Houve grandes momentos de todos e foi um fecho com chave de ouro para um Campo Pequeno que teimava em não encher nas corridas anteriores, porém, se temos mesmo de dizer o que foi mais emocionante, tenho de dizer que o melhor de tudo foi ver três muito criticados grupos de forcados, a quem ouvi mesmo chamar de ´pegadores´, deixarem duas pegas de emoção. Os touros não eram difíceis, mas os grupos eram mais inexperientes – e por isso criticados como escolha para a primeira praça do País – e o grupo que teve a sua adesão muito recente na Associação, foi o que levou o prémio para melhor pega, sendo júris os próprios cabos de Arronches, Monforte e Académicos de Coimbra. João Tavares efectuou a última e vencedora pega da noite, mas antes disso já se jurava no Campo Pequeno que seria o seu companheiro de grupo, Francisco Gonçalves a arrecadar esse troféu, com a sua pega também com muita garra e ao primeiro intento.

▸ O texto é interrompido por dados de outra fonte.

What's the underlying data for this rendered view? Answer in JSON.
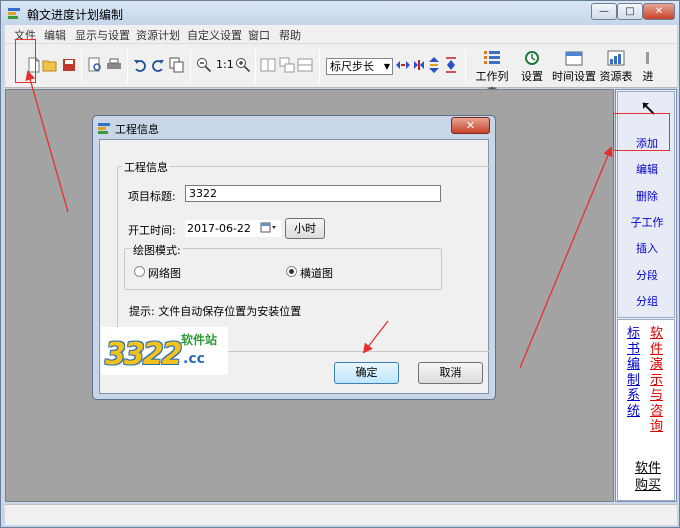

Os touros de António Charrua serviram bem o toureio da noite, mas não se justificava a volta ao ganadero no primeiro oponente de Pablo, nem no final da corrida. Dois touros foram recolhidos (o primeiro de Pablo e o segundo de Rouxinol) por lesões nas mãos, derivadas da fraqueza destes membros que aparentou transversalmente o curro. Não compreendo a facilidade com que os directores de corrida dão voltas na capital do toureio a cavalo, o critério parece ser o da necessidade de haver triunfos na praça e não o de reconhecer um trabalho acima do esperado ou desejado, no que toca aos touros, parecem esquecer que os touros que são simplesmente touros, em vez de bravos extraordinários, não precisam desse reconhecimento.